Furthermore, while in China there’s a Chinese equivalent to Facebook, Twitter, and other social media platforms, the most widely used ones in India are the very ones that are widely used in the U.S. India gives Facebook its second-largest membership base, after the U.S. That means brands have one less barrier to bust through when reaching Indian consumers.
And, while the Indian government’s official statistics aren’t quite as credible as those released by U.S. government agencies, says Viswanathan, they’re deemed by most as more solid than numbers released by the Chinese government, which are widely seen as untrustworthy and even confusing. (Something that has only served to increase the level of uncertainty and worry about China’s future.) India’s equivalent of the Federal Reserve is considered highly credible, says Viswanathan, and what he calls the “reasonably strong English press," a strong judiciary, and the open and democratic parliamentary system that supports questioning and debate—plus the strength of the private sector—all help give companies doing business in India some solid ground to build on.
But above all, our experts say, India, with a population that includes a large young, mobile-first generation and a growing middle class, presents a lot of growth potential for retailers.
A study from the Internet and Mobile Association of India last year found that there were 52 million new internet users there in the first six months of 2015, bringing the country’s total user base to 352 million as of June. And of those, 213 million, more than 60% accessed the web through their mobile devices.
As internet and mobile use has exploded, not surprisingly, so has e-commerce. India’s top 25 retail websites took some 62% of all traffic there, according to digital market intelligence company SimilarWeb. While e-commerce is still a small fraction of retail in India—some 4% to 6%—it’s growing rapidly and expected to scale up exponentially in coming years.
How Amazon is changing the game
Amazon, as it has done here, is giving retailers in India fits. India’s best known online marketplace, Flipkart, looks like it’s being overtaken by Amazon, even though Amazon India wasn’t established there until two years ago. In December, for example, Amazon India registered 163.1 million monthly web visits (mobile plus desktop) compared to Flipkart’s 122.8 million, according to SimilarWeb. However, Flipkart still dominates via its mobile app, which is installed on 35% of mobile devices in India, according to SimilarWeb, at least for now.
“Amazon is giving all the India players a run for their money,” says Viswanathan. “Step by step they’ve introduced all the new concepts have in the U.S., including Prime, which this year is expected to change the way all these marketplaces operate.”
Challenges in India
While many startups in India have garnered attention and money, Viswanathan says that some of that will ease up as investors get pickier about where they put their money (a smaller version of the tech bubble that many expect will burst before long, or at least deflate).

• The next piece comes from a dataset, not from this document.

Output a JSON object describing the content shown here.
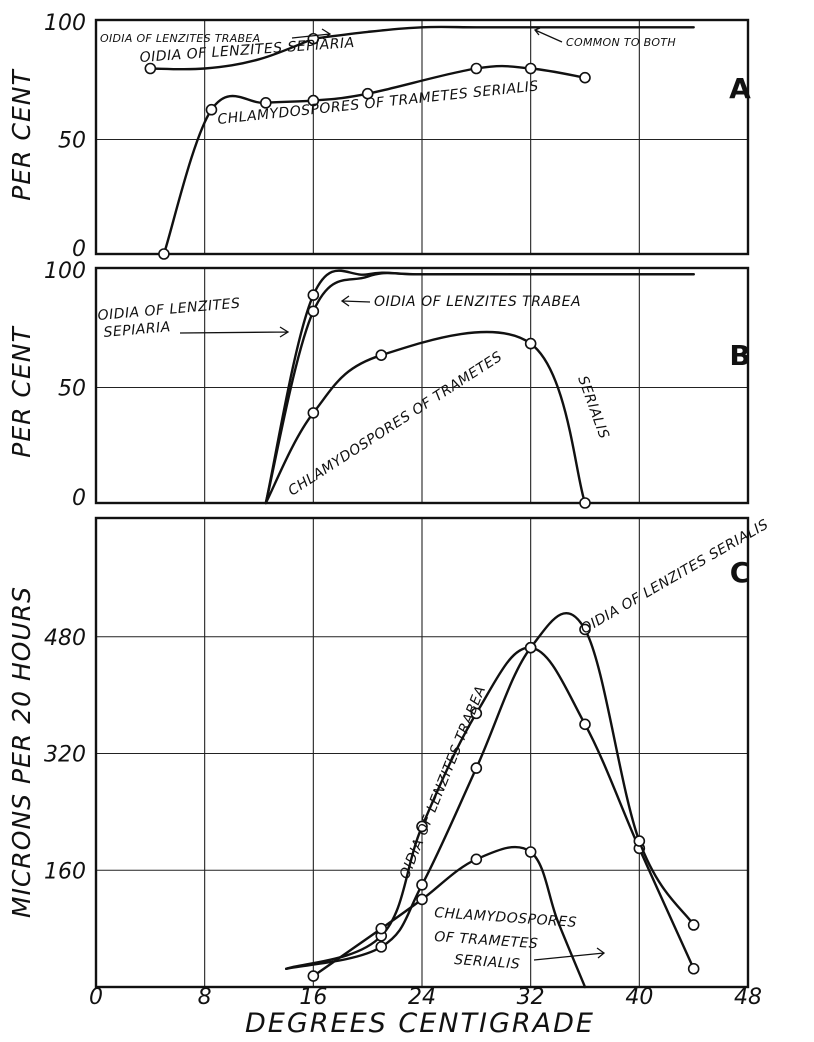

But a more concrete challenge for retailers is the reality that, while mobile is well established and e-commerce is growing, the physical infrastructure needed to get goods from point A to point B is in need of further development, says Viswanathan.

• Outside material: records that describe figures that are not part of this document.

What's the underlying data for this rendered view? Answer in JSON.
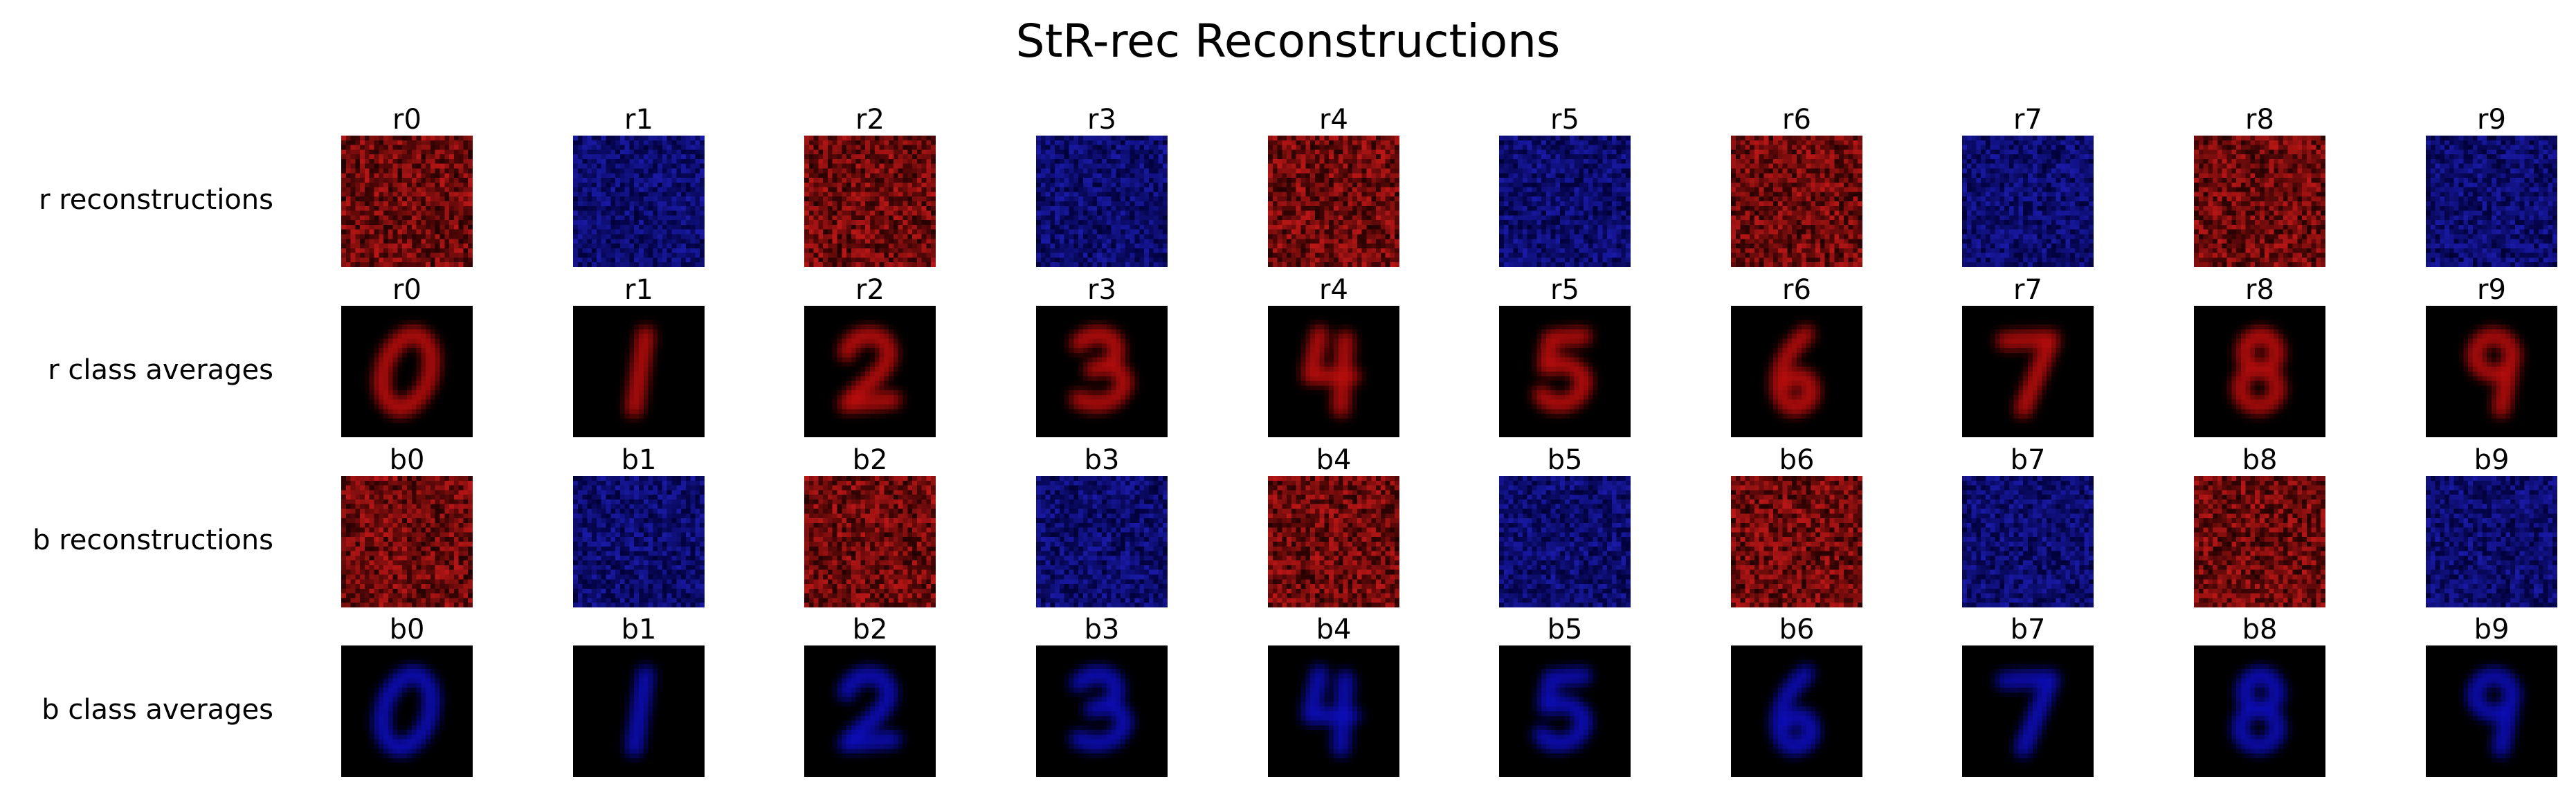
{
  "figure": {
    "title": "StR-rec Reconstructions"
  },
  "palette": {
    "red": "#e01010",
    "blue": "#1010e0",
    "background": "#000000"
  },
  "rows": [
    {
      "label": "r reconstructions",
      "kind": "noise",
      "panels": [
        {
          "title": "r0",
          "color": "red",
          "digit": 0
        },
        {
          "title": "r1",
          "color": "blue",
          "digit": 1
        },
        {
          "title": "r2",
          "color": "red",
          "digit": 2
        },
        {
          "title": "r3",
          "color": "blue",
          "digit": 3
        },
        {
          "title": "r4",
          "color": "red",
          "digit": 4
        },
        {
          "title": "r5",
          "color": "blue",
          "digit": 5
        },
        {
          "title": "r6",
          "color": "red",
          "digit": 6
        },
        {
          "title": "r7",
          "color": "blue",
          "digit": 7
        },
        {
          "title": "r8",
          "color": "red",
          "digit": 8
        },
        {
          "title": "r9",
          "color": "blue",
          "digit": 9
        }
      ]
    },
    {
      "label": "r class averages",
      "kind": "digit",
      "panels": [
        {
          "title": "r0",
          "color": "red",
          "digit": 0
        },
        {
          "title": "r1",
          "color": "red",
          "digit": 1
        },
        {
          "title": "r2",
          "color": "red",
          "digit": 2
        },
        {
          "title": "r3",
          "color": "red",
          "digit": 3
        },
        {
          "title": "r4",
          "color": "red",
          "digit": 4
        },
        {
          "title": "r5",
          "color": "red",
          "digit": 5
        },
        {
          "title": "r6",
          "color": "red",
          "digit": 6
        },
        {
          "title": "r7",
          "color": "red",
          "digit": 7
        },
        {
          "title": "r8",
          "color": "red",
          "digit": 8
        },
        {
          "title": "r9",
          "color": "red",
          "digit": 9
        }
      ]
    },
    {
      "label": "b reconstructions",
      "kind": "noise",
      "panels": [
        {
          "title": "b0",
          "color": "red",
          "digit": 0
        },
        {
          "title": "b1",
          "color": "blue",
          "digit": 1
        },
        {
          "title": "b2",
          "color": "red",
          "digit": 2
        },
        {
          "title": "b3",
          "color": "blue",
          "digit": 3
        },
        {
          "title": "b4",
          "color": "red",
          "digit": 4
        },
        {
          "title": "b5",
          "color": "blue",
          "digit": 5
        },
        {
          "title": "b6",
          "color": "red",
          "digit": 6
        },
        {
          "title": "b7",
          "color": "blue",
          "digit": 7
        },
        {
          "title": "b8",
          "color": "red",
          "digit": 8
        },
        {
          "title": "b9",
          "color": "blue",
          "digit": 9
        }
      ]
    },
    {
      "label": "b class averages",
      "kind": "digit",
      "panels": [
        {
          "title": "b0",
          "color": "blue",
          "digit": 0
        },
        {
          "title": "b1",
          "color": "blue",
          "digit": 1
        },
        {
          "title": "b2",
          "color": "blue",
          "digit": 2
        },
        {
          "title": "b3",
          "color": "blue",
          "digit": 3
        },
        {
          "title": "b4",
          "color": "blue",
          "digit": 4
        },
        {
          "title": "b5",
          "color": "blue",
          "digit": 5
        },
        {
          "title": "b6",
          "color": "blue",
          "digit": 6
        },
        {
          "title": "b7",
          "color": "blue",
          "digit": 7
        },
        {
          "title": "b8",
          "color": "blue",
          "digit": 8
        },
        {
          "title": "b9",
          "color": "blue",
          "digit": 9
        }
      ]
    }
  ]
}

While retailers are used to being able to offer two-day shipping to just about anywhere in the U.S. or Europe, he says, that’s just not possible in many parts of India.
“Many retailers assume such things exist in India and then have to completely reinvent their logistics,” he says. “Anyone with physical goods will encounter the real India, and have to adapt to the logistics realities in India.”
However, that could also mean that state-of-the-art fulfillment capabilities like drones could do well there, especially as demand for such goods heats up.